Kirkus Reviews QR Code
THE BLUEPRINT by Rae Giana Rashad

THE BLUEPRINT

by Rae Giana Rashad

Pub Date: Feb. 13th, 2024
ISBN: 9780063330092
Publisher: Harper/HarperCollins

In 2030, a Black woman seeks emancipation from the white government official who owns her.

Solenne Bonet is a DoS (Descendent of Slavery) who, when she was 15, was delivered to the white man the algorithm had assigned her to until it was time for her to be married to a Black man and have children. But her fate is derailed when Bastien Martin, the president’s son, spots Solenne and claims her for his own, beginning a five-year relationship during which he refuses to set her free. This novel imagines a second Civil War beginning in 1954, after which the country established military rule, reinstated slavery for Black women, forced Black men to be in the military, and outlawed reproductive choice.
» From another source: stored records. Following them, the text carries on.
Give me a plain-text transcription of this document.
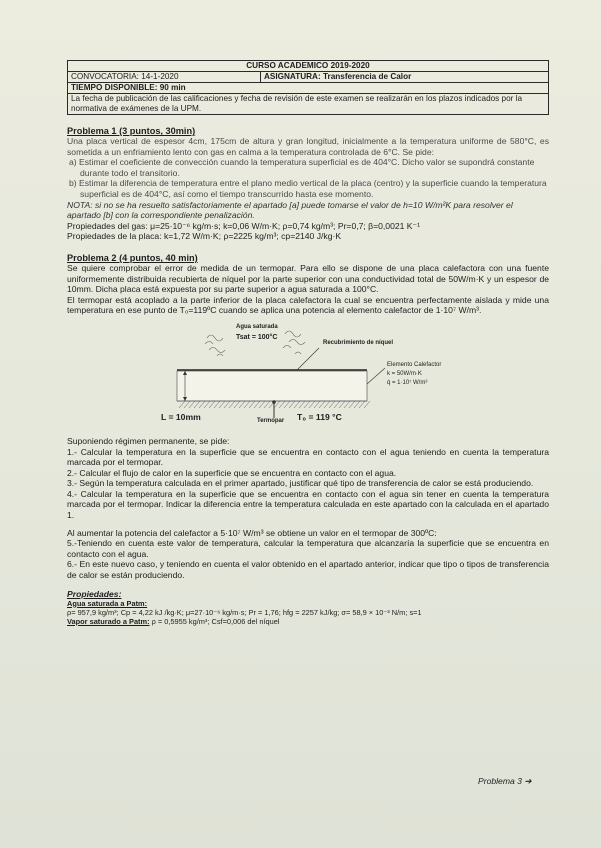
CURSO ACADEMICO 2019-2020
CONVOCATORIA: 14-1-2020	ASIGNATURA: Transferencia de Calor
TIEMPO DISPONIBLE: 90 min
La fecha de publicación de las calificaciones y fecha de revisión de este examen se realizarán en los plazos indicados por la normativa de exámenes de la UPM.

Problema 1 (3 puntos, 30min)

Una placa vertical de espesor 4cm, 175cm de altura y gran longitud, inicialmente a la temperatura uniforme de 580°C, es sometida a un enfriamiento lento con gas en calma a la temperatura controlada de 6°C. Se pide:

a) Estimar el coeficiente de convección cuando la temperatura superficial es de 404°C. Dicho valor se supondrá constante durante todo el transitorio.

b) Estimar la diferencia de temperatura entre el plano medio vertical de la placa (centro) y la superficie cuando la temperatura superficial es de 404°C, así como el tiempo transcurrido hasta ese momento.

NOTA: si no se ha resuelto satisfactoriamente el apartado [a] puede tomarse el valor de h=10 W/m²K para resolver el apartado [b] con la correspondiente penalización.

Propiedades del gas: μ=25·10⁻⁶ kg/m·s; k=0,06 W/m·K; ρ=0,74 kg/m³; Pr=0,7; β=0,0021 K⁻¹

Propiedades de la placa: k=1,72 W/m·K; ρ=2225 kg/m³; cp=2140 J/kg·K

Problema 2 (4 puntos, 40 min)

Se quiere comprobar el error de medida de un termopar. Para ello se dispone de una placa calefactora con una fuente uniformemente distribuida recubierta de níquel por la parte superior con una conductividad total de 50W/m·K y un espesor de 10mm. Dicha placa está expuesta por su parte superior a agua saturada a 100°C.

El termopar está acoplado a la parte inferior de la placa calefactora la cual se encuentra perfectamente aislada y mide una temperatura en ese punto de T₀=119ºC cuando se aplica una potencia al elemento calefactor de 1·10⁷ W/m³.

Agua saturada
Tsat = 100°C
Recubrimiento de níquel
Elemento Calefactor
k = 50W/m·K
q̇ = 1·10⁷ W/m³
L = 10mm	Termopar T₀ = 119 °C

Suponiendo régimen permanente, se pide:

1.- Calcular la temperatura en la superficie que se encuentra en contacto con el agua teniendo en cuenta la temperatura marcada por el termopar.

2.- Calcular el flujo de calor en la superficie que se encuentra en contacto con el agua.

3.- Según la temperatura calculada en el primer apartado, justificar qué tipo de transferencia de calor se está produciendo.

4.- Calcular la temperatura en la superficie que se encuentra en contacto con el agua sin tener en cuenta la temperatura marcada por el termopar. Indicar la diferencia entre la temperatura calculada en este apartado con la calculada en el apartado 1.

Al aumentar la potencia del calefactor a 5·10⁷ W/m³ se obtiene un valor en el termopar de 300ºC:

5.-Teniendo en cuenta este valor de temperatura, calcular la temperatura que alcanzaría la superficie que se encuentra en contacto con el agua.

6.- En este nuevo caso, y teniendo en cuenta el valor obtenido en el apartado anterior, indicar que tipo o tipos de transferencia de calor se están produciendo.

Propiedades:

Agua saturada a Patm:

ρ= 957,9 kg/m³; Cp = 4,22 kJ /kg·K; μ=27·10⁻⁶ kg/m·s; Pr = 1,76; hfg = 2257 kJ/kg; σ= 58,9 × 10⁻³ N/m; s=1

Vapor saturado a Patm: ρ = 0,5955 kg/m³; Csf=0,006 del níquel

Problema 3 ➔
Solenne has been raised to be a concubine, but she grows up hearing the tales of her ancestor Henriette, a Fulani girl brought to this country on a slave ship, who repeatedly tried to escape the master who forced her to bear multiple children; eventually, Solenne begins to compose a book about Henriette to trace her own lineage and map out how she too might seek freedom. Solenne hopes to escape Bastien by fleeing to Louisiana, the last remaining free state, only to be subject to his political influence and technological monitoring. Solenne grapples with the tensions and manipulations involved when Bastien says he’s devoted to her while working politically and privately to further restrict her freedom. Rashad’s fantastic debut evokes familiar history, such as Sally Hemings’ forced relationship with Thomas Jefferson, yet is also wholly new, weaving together vividly imagined characters in Solenne and Henriette and deftly moving through multiple time periods while capturing Solenne’s haunted yet strong voice: “I was the storm. That’s what [the president] said when I was sixteen. Now I was the uprooted tree the storm sent careening through windows. I would wreck everything.”

Horrifying, captivating, and full of urgency.